For females, the sizing is related to chest size. It can be hard to use one measurement for female suits because the length of the torso can be an important factor. Measuring the body loop, or from one shoulder between the legs and back around can be helpful for getting an idea.

We have some sizing charts available on the website that might be helpful. These will be your best resource if you are unable to try anything on, or as a good starting place if you plan to come to our retail location.

 

Why the Correct Size is Important

The most common mistake in purchasing a suit is incorrect sizing. Buying too big is often what happens. This could be for many reasons. 

It is understandable that someone might be uncomfortable in a properly sized competitive swimsuit at first. Competitive swimwear is designed to fit like a second skin. This may make some swimmers uncomfortable. Please understand that purchasing a suit that is too large will cause the suit to wear out faster, and will actually slow the swimmer down in the water. The extra fabric will create drag, absorb extra water, and the looser fit may allow water inside the suit.

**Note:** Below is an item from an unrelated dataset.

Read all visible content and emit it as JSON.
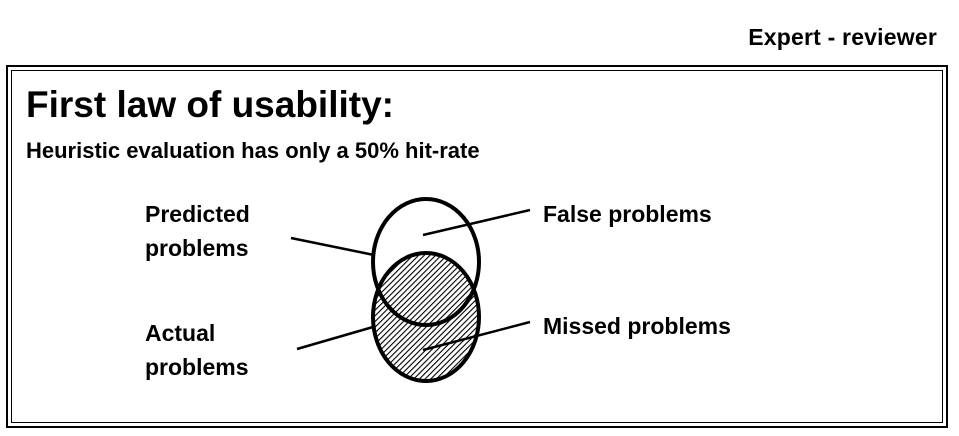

It is also important to understand that purchasing a suit to 'grow into' will not likely work out. Competitive suits are designed to be worn very tight. Even when sized properly, the exposure to pool chemicals over long periods of time causes the suit to lose its elastic properties. This is only exacerbated by a suit purchased too large. A competitive swimsuit will NEVER be tighter than it is when you try it on. It will only ever stretch out. That's why it is unlikely that someone will 'grow into' a swimsuit.

 

Lycra vs. Polyester

Lycra fabric has been the gold standard in swimsuits for decades. The material is highly elastic and has some natural water-wicking properties, making it ideal for competition(prior to the advent of newer technical suit materials). It is important to note, however, that Lycra suits used for regular training will stretch up to a size and a half in as little as 2-3 months.

Polyester is a more chlorine resistant fabric. It does not contain the same amount of elasticity. Polyester suits last noticeably longer than Lycra suits, especially when used for training. It is a more expensive fabric, but you're paying for durability.

 

Caring for Your Suit

After swimming, rinse your suit in clean, cold water and hang to dry in a well ventilated area. Allowing pool chemicals to stay in the fabric will decrease the life of your suit. Do not leave your suit wrapped in a towel. It will not dry thoroughly and may mildew. Cleaning solutions are available that are designed specifically to clean swimwear. Never wash your suit in a washing machine, or dry it in the dryer. Do not use detergent or fabric softener on your swim suit. We also do not recommend the use of suit spinners that are available at some pools.